Der hervorragende französische Astrologe H. Selva sagt in seinem »Traité théorique et pratique d'Astrologie généthliaque« (Paris, Bibliothèque Chacornac, 11, Quai St. Michel, 1900) in wörtlicher Übersetzung: »Mir scheint unbestreitbar, daß die gewohnte Häufigkeit und Vielfältigkeit der Eindrücke die Vibrationsfähigkeit der Nervenzentren steigert. Je mehr unter dem erzieherischen Einfluß des Milieus deren Beweglichkeit zunimmt, desto beschleunigter, bestimmter und feiner werden die Eindrücke des Individuums, desto mannigfacher und umfassender wird seine Fühl- und Denkweise. Dies ist eine geläufige Beobachtung in gebildeten Milieus im Gegensatz zu primitiven. Ist nun diese größere Beweglichkeit einmal in eine Heredität mit den ihr entsprechenden formenden Eigenschaften eingetreten, so ist offensichtlich, daß ein bei der Geburt diese Möglichkeiten mitbringendes Individuum mit vielfältigeren intellektuellen und psychischen Fähigkeiten ausgestattet ist, als ein anderes, bei dem die Hirnsubstanz noch nicht zu demselben Grad von Sensibilität und Vibrationsfähigkeit gelangt ist: auf denselben Anlaß werden solche Individuen sehr verschieden reagieren. Dieselben astrologisch bestimmbaren intellektuellen und moralischen Anlagen in zwei Individuen, deren Organismen in diesem Punkt verschieden sind, werden daher sehr merkliche Unterschiede aufweisen: sie werden bei dem ersten viel ausgedehnter, vielfältiger, umfassender sein, bei dem zweiten viel enger, einfältiger, unentwickelter. Und das ist sehr wichtig bei astrologischen Urteilen, indem es zur aufmerksamen Erwägung der Möglichkeiten der Heredität und des rassemäßigen wie gesellschaftlichen Milieus zwingt, worin das Individuum geboren ist.

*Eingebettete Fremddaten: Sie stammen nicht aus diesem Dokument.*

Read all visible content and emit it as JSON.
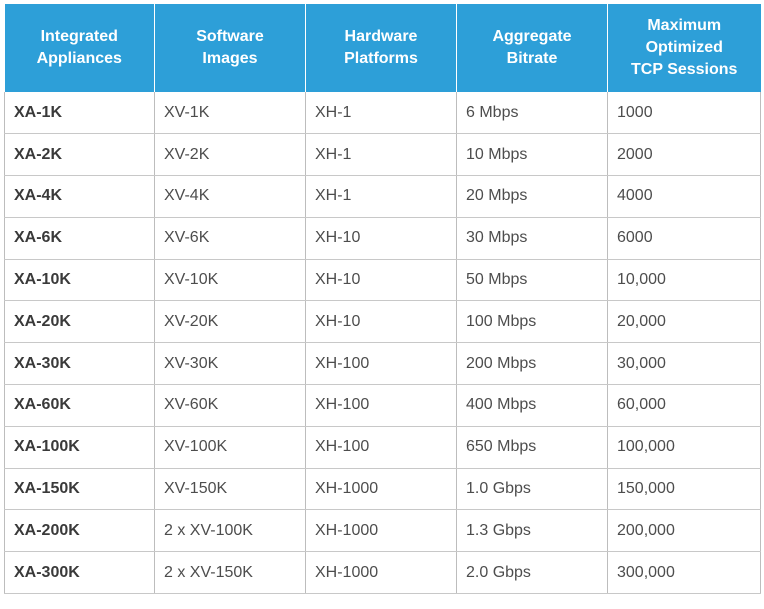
{
  "table": {
    "headers": [
      [
        "Integrated",
        "Appliances"
      ],
      [
        "Software",
        "Images"
      ],
      [
        "Hardware",
        "Platforms"
      ],
      [
        "Aggregate",
        "Bitrate"
      ],
      [
        "Maximum",
        "Optimized",
        "TCP Sessions"
      ]
    ],
    "rows": [
      [
        "XA-1K",
        "XV-1K",
        "XH-1",
        "6 Mbps",
        "1000"
      ],
      [
        "XA-2K",
        "XV-2K",
        "XH-1",
        "10 Mbps",
        "2000"
      ],
      [
        "XA-4K",
        "XV-4K",
        "XH-1",
        "20 Mbps",
        "4000"
      ],
      [
        "XA-6K",
        "XV-6K",
        "XH-10",
        "30 Mbps",
        "6000"
      ],
      [
        "XA-10K",
        "XV-10K",
        "XH-10",
        "50 Mbps",
        "10,000"
      ],
      [
        "XA-20K",
        "XV-20K",
        "XH-10",
        "100 Mbps",
        "20,000"
      ],
      [
        "XA-30K",
        "XV-30K",
        "XH-100",
        "200 Mbps",
        "30,000"
      ],
      [
        "XA-60K",
        "XV-60K",
        "XH-100",
        "400 Mbps",
        "60,000"
      ],
      [
        "XA-100K",
        "XV-100K",
        "XH-100",
        "650 Mbps",
        "100,000"
      ],
      [
        "XA-150K",
        "XV-150K",
        "XH-1000",
        "1.0 Gbps",
        "150,000"
      ],
      [
        "XA-200K",
        "2 x XV-100K",
        "XH-1000",
        "1.3 Gbps",
        "200,000"
      ],
      [
        "XA-300K",
        "2 x XV-150K",
        "XH-1000",
        "2.0 Gbps",
        "300,000"
      ]
    ]
  },
  "colors": {
    "header_bg": "#2d9fd8",
    "header_text": "#ffffff",
    "cell_text": "#4d4d4d",
    "grid_line": "#bdbdbd"
  }
}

Dies gilt natürlich ebenso von der Entwicklung ungünstiger wie günstiger Anlagen. Ein schlechter Aspekt z. B. zwischen Venus und Mond bedingt, vorzüglich beim weiblichen Geschlecht, das besonders dem Mondeinfluß unterliegt (so wie das männliche Geschlecht der Sonne), Hang zur Unordnung und Unsauberkeit. Ist nun eine Frau in einem Milieu aufgewachsen, wo ihr Reinlichkeit zur zweiten Natur werden mußte, so wird sich dieser Aspekt gewiß nicht sichtbar an ihrer Person, wohl aber im Inneren ihrer Schubladen und Kästen zeigen. Wächst dagegen ein Mädchen mit einem guten Mond-Venusaspekt, der Nettigkeit, Ordnung, Reinlichkeit verleiht, in einem Milieu auf, wo man z. B. den Gebrauch der Nagelbürste noch nicht kennt, so wird auch sie sie nicht neu erfinden, aber sie wird sich durch relative Sauberkeit auszeichnen, etwas auf ihr Äußeres und ihre Sachen halten, jedoch immer nur im Rahmen ihres Milieus. Kommt sie dann z. B. als Dienstmädchen in ein gutes Haus, so wird sie zu denen gehören, die im Handumdrehen gute Manieren und Körperpflege lernen, während eine Dame der Gesellschaft mit dem schlechten Mond- Venusaspekt im Falle eines äußeren Zusammenbruchs wehrlos dem Schmutz und der Unordnung der Armut preisgegeben sein dürfte.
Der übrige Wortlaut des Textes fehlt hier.